Update: The checkpoint save will also fail on GB200 even with small number of nodes, e.g., 4.
@ZhiyuLi-Nvidia any new updates on the nccl failure at 64 nodes? Do you think https://github.com/NVIDIA-NeMo/RL/issues/1208#issuecomment-3349433766 can help accelerate the checkpointing time, and do you think the nccl timeout is due to a functional bug?
@terrykong we may need another person to look into checkpointing failure on GB200
Update: The checkpoint save will also fail on GB200 even with small number of nodes, e.g., 4. we may need another person to look into checkpointing failure on GB200
I do expect this commit would walk us around checkpoint saving issue in GB200
- submodule commit: https://github.com/terrykong/Megatron-LM/compare/af73aa2cebf94a0bee5ea6dda2614ad989faffae...ec8eb1517bdfc25dabd6c32ed27f5275b8f5b2af I have simply changed from multi-thread async file writing to single thread one given there seems some issue in multithread writing in arm64 system.
Also verified by @wedu-nvidia. cc @guyueh1 @terrykong.
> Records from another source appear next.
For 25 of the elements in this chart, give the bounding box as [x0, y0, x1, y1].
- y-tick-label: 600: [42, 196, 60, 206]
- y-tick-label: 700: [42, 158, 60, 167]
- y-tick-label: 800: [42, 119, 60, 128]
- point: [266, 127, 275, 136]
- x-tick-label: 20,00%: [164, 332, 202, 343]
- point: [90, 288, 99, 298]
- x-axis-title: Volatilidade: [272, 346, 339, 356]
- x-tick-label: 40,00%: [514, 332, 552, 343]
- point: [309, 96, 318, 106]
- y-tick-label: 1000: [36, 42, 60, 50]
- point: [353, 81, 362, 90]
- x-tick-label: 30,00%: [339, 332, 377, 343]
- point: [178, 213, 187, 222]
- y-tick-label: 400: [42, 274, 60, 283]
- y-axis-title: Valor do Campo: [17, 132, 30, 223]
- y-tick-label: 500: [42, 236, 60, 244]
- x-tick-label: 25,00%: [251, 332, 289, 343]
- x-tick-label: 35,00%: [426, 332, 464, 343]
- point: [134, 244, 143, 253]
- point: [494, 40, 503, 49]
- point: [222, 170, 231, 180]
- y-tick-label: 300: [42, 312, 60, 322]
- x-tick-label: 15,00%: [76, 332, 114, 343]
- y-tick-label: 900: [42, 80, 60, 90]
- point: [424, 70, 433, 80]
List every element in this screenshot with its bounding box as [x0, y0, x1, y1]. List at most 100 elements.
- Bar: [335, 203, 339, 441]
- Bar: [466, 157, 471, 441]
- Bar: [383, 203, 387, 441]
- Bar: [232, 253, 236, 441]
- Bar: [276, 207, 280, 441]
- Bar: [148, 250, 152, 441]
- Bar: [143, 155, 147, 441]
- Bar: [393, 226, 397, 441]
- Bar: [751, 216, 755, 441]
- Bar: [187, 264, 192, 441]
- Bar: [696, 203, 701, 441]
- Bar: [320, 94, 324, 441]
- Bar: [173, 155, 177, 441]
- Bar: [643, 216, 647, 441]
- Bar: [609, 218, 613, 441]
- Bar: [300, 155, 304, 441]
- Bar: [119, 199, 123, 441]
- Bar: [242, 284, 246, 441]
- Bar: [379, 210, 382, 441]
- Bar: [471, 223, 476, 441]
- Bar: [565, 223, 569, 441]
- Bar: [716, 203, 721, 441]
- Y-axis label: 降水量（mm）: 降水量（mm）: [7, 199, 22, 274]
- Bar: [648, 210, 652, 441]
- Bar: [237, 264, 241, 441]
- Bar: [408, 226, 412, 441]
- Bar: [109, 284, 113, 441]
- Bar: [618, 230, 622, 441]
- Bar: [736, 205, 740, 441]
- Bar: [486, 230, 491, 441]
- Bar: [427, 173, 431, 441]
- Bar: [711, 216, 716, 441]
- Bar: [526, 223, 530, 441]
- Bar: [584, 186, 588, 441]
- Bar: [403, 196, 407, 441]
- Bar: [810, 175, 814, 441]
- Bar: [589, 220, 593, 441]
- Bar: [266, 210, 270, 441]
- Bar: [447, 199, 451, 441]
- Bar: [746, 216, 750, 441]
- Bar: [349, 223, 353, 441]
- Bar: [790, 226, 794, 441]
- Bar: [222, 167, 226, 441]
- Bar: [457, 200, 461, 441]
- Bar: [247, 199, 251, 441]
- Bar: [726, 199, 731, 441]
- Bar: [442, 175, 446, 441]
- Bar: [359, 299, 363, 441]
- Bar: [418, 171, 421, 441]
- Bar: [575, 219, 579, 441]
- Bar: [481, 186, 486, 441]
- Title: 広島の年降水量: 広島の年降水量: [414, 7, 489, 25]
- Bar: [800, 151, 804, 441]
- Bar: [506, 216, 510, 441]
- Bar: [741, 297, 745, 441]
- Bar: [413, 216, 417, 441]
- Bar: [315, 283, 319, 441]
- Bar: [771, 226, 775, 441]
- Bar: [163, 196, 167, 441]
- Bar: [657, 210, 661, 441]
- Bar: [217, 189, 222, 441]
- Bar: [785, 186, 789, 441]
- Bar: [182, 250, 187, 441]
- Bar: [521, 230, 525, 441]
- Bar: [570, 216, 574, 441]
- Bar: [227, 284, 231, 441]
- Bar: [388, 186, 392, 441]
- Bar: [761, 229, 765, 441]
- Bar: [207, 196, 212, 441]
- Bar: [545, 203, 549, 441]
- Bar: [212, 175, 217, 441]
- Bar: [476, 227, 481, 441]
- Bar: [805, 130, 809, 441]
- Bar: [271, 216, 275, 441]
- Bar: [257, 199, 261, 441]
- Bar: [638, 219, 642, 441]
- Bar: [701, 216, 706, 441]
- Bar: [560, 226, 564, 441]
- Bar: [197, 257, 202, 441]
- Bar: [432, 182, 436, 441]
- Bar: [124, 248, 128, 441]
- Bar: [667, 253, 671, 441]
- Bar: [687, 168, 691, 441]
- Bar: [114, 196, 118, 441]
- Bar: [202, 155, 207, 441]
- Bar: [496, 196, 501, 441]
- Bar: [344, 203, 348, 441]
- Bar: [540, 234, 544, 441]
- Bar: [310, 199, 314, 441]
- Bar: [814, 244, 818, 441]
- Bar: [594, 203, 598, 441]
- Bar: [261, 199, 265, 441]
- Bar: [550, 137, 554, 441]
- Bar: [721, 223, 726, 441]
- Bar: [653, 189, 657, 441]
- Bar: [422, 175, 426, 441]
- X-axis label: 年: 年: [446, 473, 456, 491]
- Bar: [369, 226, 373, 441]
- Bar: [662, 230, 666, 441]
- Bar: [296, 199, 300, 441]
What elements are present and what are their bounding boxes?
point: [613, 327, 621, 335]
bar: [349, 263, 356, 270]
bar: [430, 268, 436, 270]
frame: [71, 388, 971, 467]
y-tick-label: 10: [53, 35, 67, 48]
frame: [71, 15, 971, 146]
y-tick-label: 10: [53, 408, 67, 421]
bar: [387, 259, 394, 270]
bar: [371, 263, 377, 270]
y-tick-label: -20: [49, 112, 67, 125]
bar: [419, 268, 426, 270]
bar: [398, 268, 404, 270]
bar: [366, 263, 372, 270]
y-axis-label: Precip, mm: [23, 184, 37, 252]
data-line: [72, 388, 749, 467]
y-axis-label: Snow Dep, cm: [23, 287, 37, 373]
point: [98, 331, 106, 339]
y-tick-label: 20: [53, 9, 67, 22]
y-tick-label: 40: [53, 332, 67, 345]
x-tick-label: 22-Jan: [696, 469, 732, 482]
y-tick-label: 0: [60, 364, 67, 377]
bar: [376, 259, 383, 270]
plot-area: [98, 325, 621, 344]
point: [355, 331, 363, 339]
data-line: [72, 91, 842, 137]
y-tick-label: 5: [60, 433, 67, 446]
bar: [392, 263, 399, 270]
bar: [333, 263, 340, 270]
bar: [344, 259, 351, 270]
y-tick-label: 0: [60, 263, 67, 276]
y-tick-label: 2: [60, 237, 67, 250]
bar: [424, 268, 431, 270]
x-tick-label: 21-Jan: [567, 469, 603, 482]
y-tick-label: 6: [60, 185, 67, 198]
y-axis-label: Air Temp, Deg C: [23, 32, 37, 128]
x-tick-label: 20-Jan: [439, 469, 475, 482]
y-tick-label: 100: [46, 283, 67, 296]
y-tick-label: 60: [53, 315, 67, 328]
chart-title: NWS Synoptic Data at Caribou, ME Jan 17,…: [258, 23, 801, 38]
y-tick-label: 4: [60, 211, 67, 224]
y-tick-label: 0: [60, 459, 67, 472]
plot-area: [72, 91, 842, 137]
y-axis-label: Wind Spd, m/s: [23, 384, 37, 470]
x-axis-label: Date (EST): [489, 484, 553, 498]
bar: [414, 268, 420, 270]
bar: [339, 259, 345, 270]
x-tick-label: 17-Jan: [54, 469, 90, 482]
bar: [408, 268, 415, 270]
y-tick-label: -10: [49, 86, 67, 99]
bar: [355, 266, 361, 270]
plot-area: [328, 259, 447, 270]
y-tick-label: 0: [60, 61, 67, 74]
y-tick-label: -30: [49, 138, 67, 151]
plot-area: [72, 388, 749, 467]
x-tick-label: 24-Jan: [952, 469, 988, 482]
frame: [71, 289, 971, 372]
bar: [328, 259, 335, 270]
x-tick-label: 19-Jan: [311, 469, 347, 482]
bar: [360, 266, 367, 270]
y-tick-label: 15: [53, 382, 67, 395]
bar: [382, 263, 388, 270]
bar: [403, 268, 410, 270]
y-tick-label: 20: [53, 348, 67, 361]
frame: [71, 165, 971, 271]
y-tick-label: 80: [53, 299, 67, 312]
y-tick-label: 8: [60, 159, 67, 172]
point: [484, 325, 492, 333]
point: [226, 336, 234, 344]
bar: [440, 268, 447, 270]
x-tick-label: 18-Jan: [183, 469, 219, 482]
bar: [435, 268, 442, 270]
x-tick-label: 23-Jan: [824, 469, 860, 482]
@ZhiyuLi-Nvidia is the mcore change gonna be a PR or already merged?
@ZhiyuLi-Nvidia is the mcore change gonna be a PR or already merged?
@guyueh1 For GB200, the above change is a just a temporary fix to walk around and it is very slow to use single thread. As for the next step, need to try luck with new arm based image.
a nccl collective timeout when scaling up to 64 nodes
I'd expect we need some help from experts in mcore checkpoint saving. Do you know who to turn to for help? @guyueh1 @terrykong
a nccl collective timeout when scaling up to 64 nodes
I'd expect we need some help from experts in mcore checkpoint saving.
Now synced up with @yaoyu-33 for next steps.